I'm currently about halfway through and so far no complaints. I had to refresh my memory on certain things that have happened, but Kirsten Beyer does a good job jolting the memory. I was a little confused with Barkley's reaction to the Doctor using a hologram of Data until I remembered the time period this novel takes place in.

I loved her afterword. I usually read that when I pick up a novel to see if they reference any other novels (sometimes someone will give a shout out to another novel that may have played a part in the current story). Hers was almost a story in itself and she sounds like a very sweet person.
 
Oh, and I think this is the first story I've ever read about a rogue star - like one of the characters pointed out, while rogue comets and planets aren't something you see every day, they're still out there, but a whole star...man!

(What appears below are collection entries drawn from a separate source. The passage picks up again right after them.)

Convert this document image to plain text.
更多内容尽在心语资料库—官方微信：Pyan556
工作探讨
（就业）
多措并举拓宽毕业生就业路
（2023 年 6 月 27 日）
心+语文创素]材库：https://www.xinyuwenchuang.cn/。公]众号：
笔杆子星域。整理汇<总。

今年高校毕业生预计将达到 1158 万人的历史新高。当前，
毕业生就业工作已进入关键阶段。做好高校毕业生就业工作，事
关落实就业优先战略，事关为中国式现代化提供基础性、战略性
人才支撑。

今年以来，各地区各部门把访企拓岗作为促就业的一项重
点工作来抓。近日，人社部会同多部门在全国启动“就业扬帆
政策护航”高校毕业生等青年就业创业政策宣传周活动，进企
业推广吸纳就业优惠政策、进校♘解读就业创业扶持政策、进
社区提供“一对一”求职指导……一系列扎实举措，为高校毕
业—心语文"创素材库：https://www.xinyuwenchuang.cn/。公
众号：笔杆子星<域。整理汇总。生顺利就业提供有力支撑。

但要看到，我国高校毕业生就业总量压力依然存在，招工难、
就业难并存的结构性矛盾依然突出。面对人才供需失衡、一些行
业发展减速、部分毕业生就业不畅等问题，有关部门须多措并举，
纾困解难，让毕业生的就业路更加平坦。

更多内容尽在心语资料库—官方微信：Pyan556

To be honest, I'm not sure what a "rogue star" would even be within the galaxy per se. Generally the term refers to a lone star wandering in the intergalactic void. Within the galactic disk, stars follow all sorts of different orbits around the center of the galaxy. They often pass close to each other and disrupt each other's planetary systems, but that doesn't make them rogues. The only way a disk star could be considered a rogue, as best I understand the term, is if it's moving faster than galactic escape velocity and thus is just passing through the disk on its way elsewhere. But since this star was moving slowly enough to be gravitationally captured by another star, it's unlikely to have been a rogue in that sense. So I'm not sure what the term was supposed to signify in this context.


I don't think this will be an issue, the jist I got was the female Kriosians bonded with each other to cure the finiis'ral in what seemed to just be a super-close friendship, like Gwyn's mother and 'aunt'.

I don't think that can be it. As the book explained it, bonding with an unborn embryo/fetus was the only way a metamorph could bond without losing their identity. Any bond with an adult, of either sex, would subjugate their own identity to the other person entirely, and that's exactly what the Kriosian women found a way to escape. So they must've found a way to bond with each other's unborn children, or perhaps newborns.


For what it's worth, speaking as someone who identifies on the asexual spectrum, I didn't see it being portrayed as Icheb having a disease. What I read it as being, when Icheb spoke to the Doctor about it was that it was side effect of the tampering his parents did to him in an effort to make him a weapon against the Borg, and it played to me more as a trauma response to something that Icheb had never really been able to or needed to process before. Amplified by a sci-fi metaphor, yes, but still a traumatic response. Which, there are people who "become" (for lack of a better term) asexual as a result of some sort of trauma.

Even so, it bothered me that the Doctor and Cambridge didn't even seem to consider the possibility that a person could be naturally asexual, and that they treated the capacity for sexual response as if it were an indispensable part of any healthy relationship. Even if Icheb's particular lack of sexual response is abnormal for him, they did seem to be making the generalized assumption that it was abnormal for anyone.

Well, I guess the topic of asexuality as a distinct identity is one that society is still learning about. I didn't even know it was a thing until the past couple of years, I think.
 
In principle, the star initially moving fast enough to escape the MW,could have had other interactions before the one forming the binary system Voyager was exploring.